Build a New Tagging App for Collecting Volunteer Readings
Opened this issue · 0 comments
High-Level Characterization Warning:
This is a high-level characterization. If you plan to start working on this, please contact @yairl or @yanirmr for further details and coordination.
Is your feature request related to a problem? Please describe.
The current system focuses on transcribing given audio. There is a need for a new tagging app that collects recordings from volunteers reading provided texts, which can extend the variety of texts and speakers in the dataset.

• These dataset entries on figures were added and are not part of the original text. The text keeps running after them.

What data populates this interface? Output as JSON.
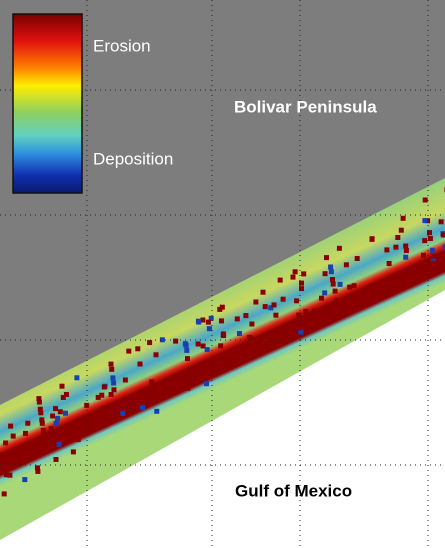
{
  "legend": {
    "high_label": "Erosion",
    "low_label": "Deposition"
  },
  "labels": {
    "land": "Bolivar Peninsula",
    "water": "Gulf of Mexico"
  }
}
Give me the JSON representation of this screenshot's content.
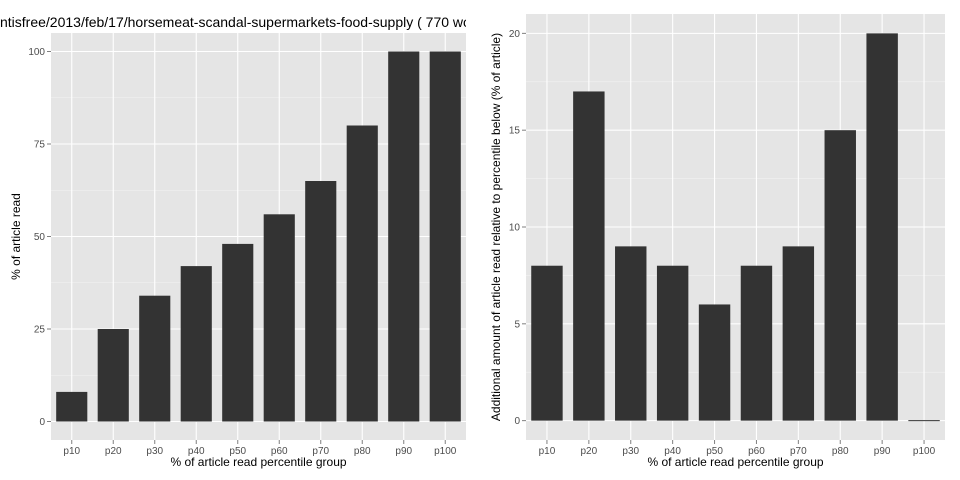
{
  "chart_data": [
    {
      "type": "bar",
      "title": "ntisfree/2013/feb/17/horsemeat-scandal-supermarkets-food-supply ( 770 wo",
      "xlabel": "% of article read percentile group",
      "ylabel": "% of article read",
      "categories": [
        "p10",
        "p20",
        "p30",
        "p40",
        "p50",
        "p60",
        "p70",
        "p80",
        "p90",
        "p100"
      ],
      "values": [
        8,
        25,
        34,
        42,
        48,
        56,
        65,
        80,
        100,
        100
      ],
      "ylim": [
        -5,
        105
      ],
      "yticks": [
        0,
        25,
        50,
        75,
        100
      ],
      "grid": true,
      "colors": {
        "bar": "#333333",
        "panel": "#e5e5e5",
        "grid_major": "#ffffff",
        "grid_minor": "#f2f2f2"
      }
    },
    {
      "type": "bar",
      "title": "",
      "xlabel": "% of article read percentile group",
      "ylabel": "Additional amount of article read relative to percentile below (% of article)",
      "categories": [
        "p10",
        "p20",
        "p30",
        "p40",
        "p50",
        "p60",
        "p70",
        "p80",
        "p90",
        "p100"
      ],
      "values": [
        8,
        17,
        9,
        8,
        6,
        8,
        9,
        15,
        20,
        0
      ],
      "ylim": [
        -1,
        21
      ],
      "yticks": [
        0,
        5,
        10,
        15,
        20
      ],
      "grid": true,
      "colors": {
        "bar": "#333333",
        "panel": "#e5e5e5",
        "grid_major": "#ffffff",
        "grid_minor": "#f2f2f2"
      }
    }
  ]
}
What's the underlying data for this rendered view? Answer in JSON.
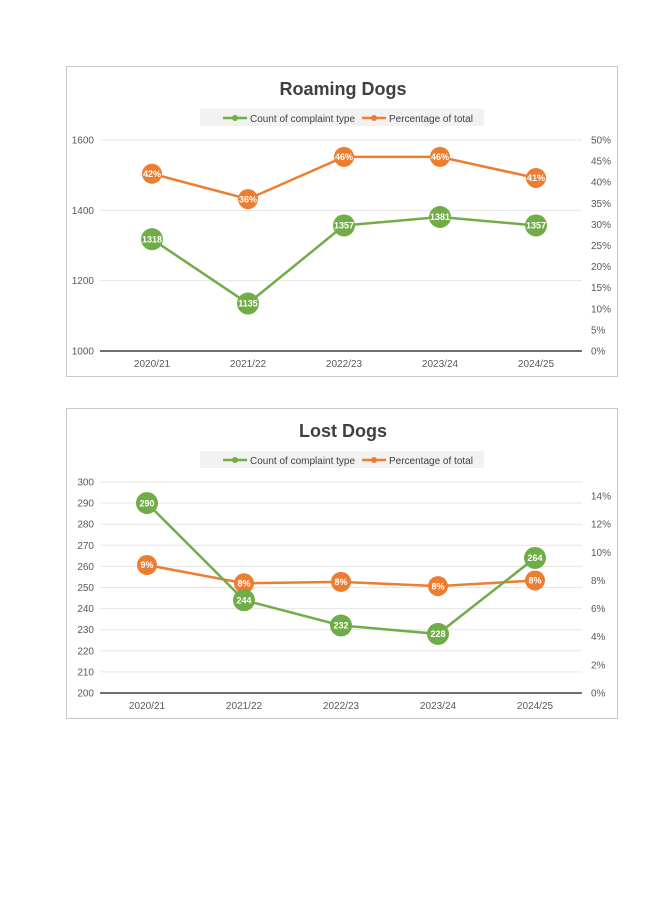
{
  "colors": {
    "count": "#70AD47",
    "percent": "#ED7D31",
    "grid": "#e6e6e6",
    "axis": "#404040"
  },
  "chart_data": [
    {
      "type": "line",
      "title": "Roaming Dogs",
      "categories": [
        "2020/21",
        "2021/22",
        "2022/23",
        "2023/24",
        "2024/25"
      ],
      "series": [
        {
          "name": "Count of complaint type",
          "axis": "left",
          "values": [
            1318,
            1135,
            1357,
            1381,
            1357
          ],
          "labels": [
            "1318",
            "1135",
            "1357",
            "1381",
            "1357"
          ]
        },
        {
          "name": "Percentage of total",
          "axis": "right",
          "values": [
            42,
            36,
            46,
            46,
            41
          ],
          "labels": [
            "42%",
            "36%",
            "46%",
            "46%",
            "41%"
          ]
        }
      ],
      "ylim": [
        1000,
        1600
      ],
      "y_ticks": [
        "1000",
        "1200",
        "1400",
        "1600"
      ],
      "y_tick_values": [
        1000,
        1200,
        1400,
        1600
      ],
      "y2lim": [
        0,
        50
      ],
      "y2_ticks": [
        "0%",
        "5%",
        "10%",
        "15%",
        "20%",
        "25%",
        "30%",
        "35%",
        "40%",
        "45%",
        "50%"
      ],
      "y2_tick_values": [
        0,
        5,
        10,
        15,
        20,
        25,
        30,
        35,
        40,
        45,
        50
      ],
      "legend": "top-center",
      "grid": true
    },
    {
      "type": "line",
      "title": "Lost Dogs",
      "categories": [
        "2020/21",
        "2021/22",
        "2022/23",
        "2023/24",
        "2024/25"
      ],
      "series": [
        {
          "name": "Count of complaint type",
          "axis": "left",
          "values": [
            290,
            244,
            232,
            228,
            264
          ],
          "labels": [
            "290",
            "244",
            "232",
            "228",
            "264"
          ]
        },
        {
          "name": "Percentage of total",
          "axis": "right",
          "values": [
            9.1,
            7.8,
            7.9,
            7.6,
            8.0
          ],
          "labels": [
            "9%",
            "8%",
            "8%",
            "8%",
            "8%"
          ]
        }
      ],
      "ylim": [
        200,
        300
      ],
      "y_ticks": [
        "200",
        "210",
        "220",
        "230",
        "240",
        "250",
        "260",
        "270",
        "280",
        "290",
        "300"
      ],
      "y_tick_values": [
        200,
        210,
        220,
        230,
        240,
        250,
        260,
        270,
        280,
        290,
        300
      ],
      "y2lim": [
        0,
        15
      ],
      "y2_ticks": [
        "0%",
        "2%",
        "4%",
        "6%",
        "8%",
        "10%",
        "12%",
        "14%"
      ],
      "y2_tick_values": [
        0,
        2,
        4,
        6,
        8,
        10,
        12,
        14
      ],
      "legend": "top-center",
      "grid": true
    }
  ]
}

Describe the solution you'd like
Develop a new tagging app, either based on a Telegram bot or a web interface, to collect recordings of volunteers reading texts. The app should handle the following requirements:
1. Text Curation:
- Curate texts with appropriate licenses for volunteer reading.
- Ensure the texts are diverse and suitable for linguistic analysis.
2. Volunteer Interaction:
- Provide an interface for volunteers to receive and read the curated texts.

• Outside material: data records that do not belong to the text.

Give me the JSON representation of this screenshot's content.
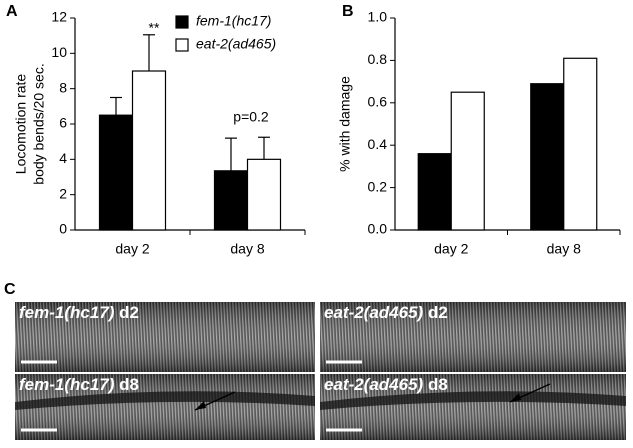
{
  "chart_data": [
    {
      "type": "bar",
      "panel": "A",
      "ylabel": [
        "Locomotion rate",
        "body bends/20 sec."
      ],
      "categories": [
        "day 2",
        "day 8"
      ],
      "series": [
        {
          "name": "fem-1(hc17)",
          "color": "#000000",
          "values": [
            6.5,
            3.35
          ],
          "errors": [
            1.0,
            1.85
          ]
        },
        {
          "name": "eat-2(ad465)",
          "color": "#ffffff",
          "values": [
            9.0,
            4.0
          ],
          "errors": [
            2.05,
            1.25
          ]
        }
      ],
      "annotations": [
        "**",
        "p=0.2"
      ],
      "ylim": [
        0,
        12
      ],
      "yticks": [
        0,
        2,
        4,
        6,
        8,
        10,
        12
      ],
      "legend": "top"
    },
    {
      "type": "bar",
      "panel": "B",
      "ylabel": [
        "% with damage"
      ],
      "categories": [
        "day 2",
        "day 8"
      ],
      "series": [
        {
          "color": "#000000",
          "values": [
            0.36,
            0.69
          ]
        },
        {
          "color": "#ffffff",
          "values": [
            0.65,
            0.81
          ]
        }
      ],
      "ylim": [
        0,
        1
      ],
      "yticks": [
        {
          "value": 0,
          "label": "0.0"
        },
        0.2,
        0.4,
        0.6,
        0.8,
        {
          "value": 1,
          "label": "1.0"
        }
      ]
    }
  ],
  "micrographs": {
    "panel": "C",
    "images": [
      {
        "strain": "fem-1(hc17)",
        "day": "d2"
      },
      {
        "strain": "eat-2(ad465)",
        "day": "d2"
      },
      {
        "strain": "fem-1(hc17)",
        "day": "d8"
      },
      {
        "strain": "eat-2(ad465)",
        "day": "d8"
      }
    ]
  }
}
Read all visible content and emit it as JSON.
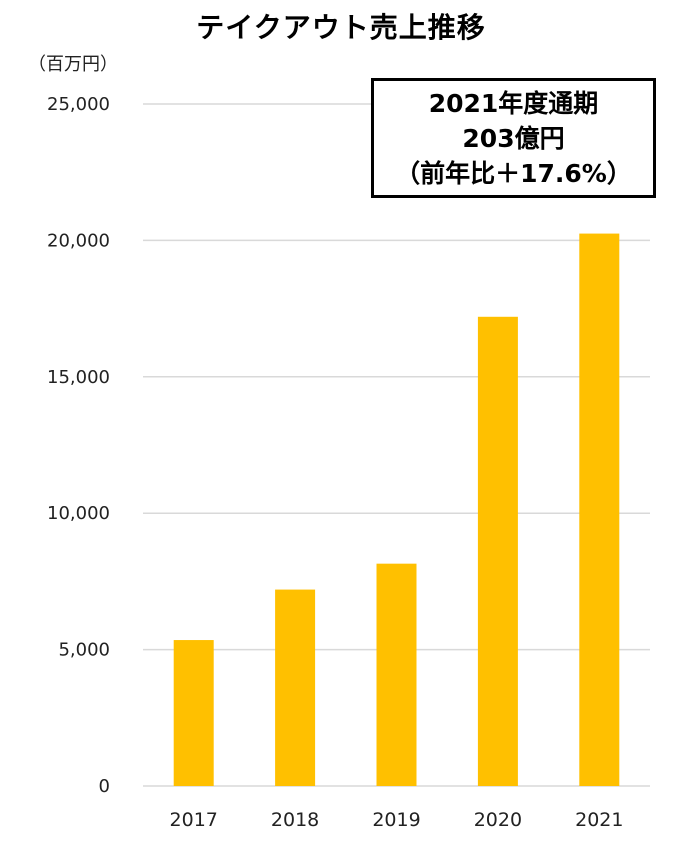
{
  "chart_data": {
    "type": "bar",
    "title": "テイクアウト売上推移",
    "unit_label": "（百万円）",
    "categories": [
      "2017",
      "2018",
      "2019",
      "2020",
      "2021"
    ],
    "values": [
      5350,
      7200,
      8150,
      17200,
      20250
    ],
    "ylim": [
      0,
      25000
    ],
    "yticks": [
      0,
      5000,
      10000,
      15000,
      20000,
      25000
    ],
    "ytick_labels": [
      "0",
      "5,000",
      "10,000",
      "15,000",
      "20,000",
      "25,000"
    ],
    "grid": true,
    "bar_color": "#FFC000",
    "grid_color": "#d9d9d9",
    "annotation": {
      "line1": "2021年度通期",
      "line2": "203億円",
      "line3": "（前年比＋17.6%）"
    }
  }
}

- Allow volunteers to submit their recordings easily.
3. Data Storage:
- Store the collected recordings in a structured and secure manner.
- Ensure proper metadata tagging (e.g., text ID, volunteer ID, timestamp).
4. Verification and Quality Control:
- Implement a verification process to ensure the accuracy and quality of the recordings.
- Conduct automated and/or manual checks for audio clarity, correctness of the read text, and proper metadata tagging.